Tuesday, April 18, 2006

Paris/Mexico Remix Deluxe



In the 1860s, as civil war raged in North America, French interests led by Napolean III embarked on a curious political adventure in Mexico. At least as we learn of it from Manet's famous painting, this episode ended badly from the French point of view. That is, the European potentate Napolean appointed to rule Mexico (Austrian archduke Maximilian) was executed by firing squad.

Beneath the wings of this auspicious sign, I offer you the following foray in trans-Atlantic communication. "Come on, Old Ken," I hear you prodding, "there must be some greater motivation for pairing Parisian wallpaper (such as we see above) with the great ruins of Teotihuacan (such as appears in the photograph below)!" Well, such is the magic of the remix; the familiar is defamiliarized, the usual made strange, but the down-right-weird stays weird.



But, before we fling ourselves into the mix, the obligatory backstory: Old Ken was just in Paris and found himself staying near his old haunts in the Quartier Latin; near the Pantheon, the Jardin des Plantes (topic of a future blog, rest assured), and many other fine sites. It was there, in the quaint Hôtel des Grandes Ecoles, that I encountered the wallpaper you see photographed here. A ballooning adventure? Attacks against balloons? Lovers 'a courting? The merry shepherd? What is going on here?



As if these questions were not enough, our last posting brought the happy gift of some startling footage from the nicebirdrox.com South America correspondent, the Famous Anthropologist. So, without further ado, let us take the lead of the wallpaper itself—let us combine its playful juxtapositions with our correspondent's narrative:



"Last Monday, still reeling from my Palm Sunday trip to the Basilica of
Guadalupe, I headed out on a half hour bus ride out of Mexico City to visit the archaeological ruins of Teotihuacan. This particular city was destroyed circa 800 AD, but it remained a sacred site for centuries that followed. The Aztecs, for example, told the conquering Spaniards that they visited the ruins, and they also made revival-style copies of artifacts from the site, brought its pottery back to their capital of Tenochtitlan (where Mexico City is today).

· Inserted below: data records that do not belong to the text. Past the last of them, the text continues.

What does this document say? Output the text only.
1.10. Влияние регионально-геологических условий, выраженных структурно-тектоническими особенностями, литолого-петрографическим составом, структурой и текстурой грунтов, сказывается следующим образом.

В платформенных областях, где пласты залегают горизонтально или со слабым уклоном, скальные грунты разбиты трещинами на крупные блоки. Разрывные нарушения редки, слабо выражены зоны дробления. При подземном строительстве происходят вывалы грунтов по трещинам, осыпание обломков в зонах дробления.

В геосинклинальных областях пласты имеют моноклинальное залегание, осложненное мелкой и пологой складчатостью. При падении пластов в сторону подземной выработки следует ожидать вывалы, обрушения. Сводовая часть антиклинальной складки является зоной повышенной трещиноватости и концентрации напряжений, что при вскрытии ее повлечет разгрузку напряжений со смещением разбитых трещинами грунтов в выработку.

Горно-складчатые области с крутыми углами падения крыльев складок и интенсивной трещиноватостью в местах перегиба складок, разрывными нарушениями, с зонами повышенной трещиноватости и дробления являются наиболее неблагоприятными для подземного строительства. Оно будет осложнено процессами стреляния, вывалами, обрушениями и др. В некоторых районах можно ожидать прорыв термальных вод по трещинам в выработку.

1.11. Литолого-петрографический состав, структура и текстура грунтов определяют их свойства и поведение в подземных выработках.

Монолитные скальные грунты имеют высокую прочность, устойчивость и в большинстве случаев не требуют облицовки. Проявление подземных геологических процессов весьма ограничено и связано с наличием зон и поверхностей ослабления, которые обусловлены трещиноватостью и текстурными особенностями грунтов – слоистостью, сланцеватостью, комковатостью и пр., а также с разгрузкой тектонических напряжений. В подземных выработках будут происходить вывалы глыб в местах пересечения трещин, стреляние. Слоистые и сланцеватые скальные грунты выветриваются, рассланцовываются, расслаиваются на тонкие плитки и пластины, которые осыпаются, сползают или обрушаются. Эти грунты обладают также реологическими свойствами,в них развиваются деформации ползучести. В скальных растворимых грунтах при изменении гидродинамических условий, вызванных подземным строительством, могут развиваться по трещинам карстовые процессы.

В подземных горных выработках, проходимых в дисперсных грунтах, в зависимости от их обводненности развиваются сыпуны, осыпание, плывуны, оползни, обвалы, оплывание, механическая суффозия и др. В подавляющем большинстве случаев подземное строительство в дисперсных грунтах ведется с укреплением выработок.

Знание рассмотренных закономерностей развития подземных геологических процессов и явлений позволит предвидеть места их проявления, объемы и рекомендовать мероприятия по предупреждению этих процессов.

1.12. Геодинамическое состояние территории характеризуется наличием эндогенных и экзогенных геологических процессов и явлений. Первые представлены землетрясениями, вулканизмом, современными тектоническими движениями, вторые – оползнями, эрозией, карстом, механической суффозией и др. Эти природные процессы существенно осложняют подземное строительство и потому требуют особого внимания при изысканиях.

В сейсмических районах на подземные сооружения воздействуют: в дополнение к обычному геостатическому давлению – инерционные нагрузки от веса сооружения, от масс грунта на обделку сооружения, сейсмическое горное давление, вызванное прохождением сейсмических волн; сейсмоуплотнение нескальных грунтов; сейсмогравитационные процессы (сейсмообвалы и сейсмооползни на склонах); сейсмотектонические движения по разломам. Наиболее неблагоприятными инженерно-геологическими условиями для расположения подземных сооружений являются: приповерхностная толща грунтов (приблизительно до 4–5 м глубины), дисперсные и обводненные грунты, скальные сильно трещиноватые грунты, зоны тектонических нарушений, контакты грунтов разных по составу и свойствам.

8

"Anyhoo, after wandering from the southern (?) entrance of the site up the Avenue of the Dead, and ascending the Pyramid of the Sun, and checking out tourist watercolorists at work in the patio of the Palace of the Quetzal-Butterfly, I headed to one of the more maligned sculptures at the site: a massive boulder in front of the Pyramid of the Moon, rather crudely carved with the visage of a goddess. Now, said goddess has a deep hole carved in her head, and a friend of mine has argued that this statue was something like a christmast tree stand: hole being used to hold the trunk of amassive tree dragged in for certain rituals (this kind of ritual is found throughout Mesoamerica, and one can still see it performed for tourists on the hour in front of the Anthropology Museum in Mexico City).



"In any case, crudely carved as the statue is, the light has to be perfect to actually get some shadow effects for the carving to be visible. What luck, the light was perfect, so I hopped up on the possible dance platform in front of the statue to snap some shots.



"Only then did I realize that said goddess was the focus of some sort of ritual. It started with all of the 9 or so pilgrims facing the stone, hands pressing a wrapped cloth bundle to its surface (perhaps the bundles had Cuzco stones inside?). I was a bit distant to hear anything. Then they turned to face the Pyramid of the Moon, bundles in hand in various positions, supplicating something."

It is hard for someone of Old Ken's cast of mind not to do a little bit of speculating in cases like this. And it seems to me that our Parisian wallpaper and our Mexican ritual pose some similar interpretive questions. That is, where does the "story" start and end? What parts count—what bits are essential to our understanding—and what aspects are more accidental? Can all of it be meaningful? Or, more cynically, is it all meaningless? Now certainly, the enigmatic wallpaper—with its provision of just enough formal and scenic continuity to induce us to believe that there is (or should be) intelligible connections between its disparate parts—is hardly on the level of the Mexican ruins. But might we not visualize our own efforts to coax some meaningful insight from its elusive form through the odd prostrations of our pilgrims before their massy, inscrutable god?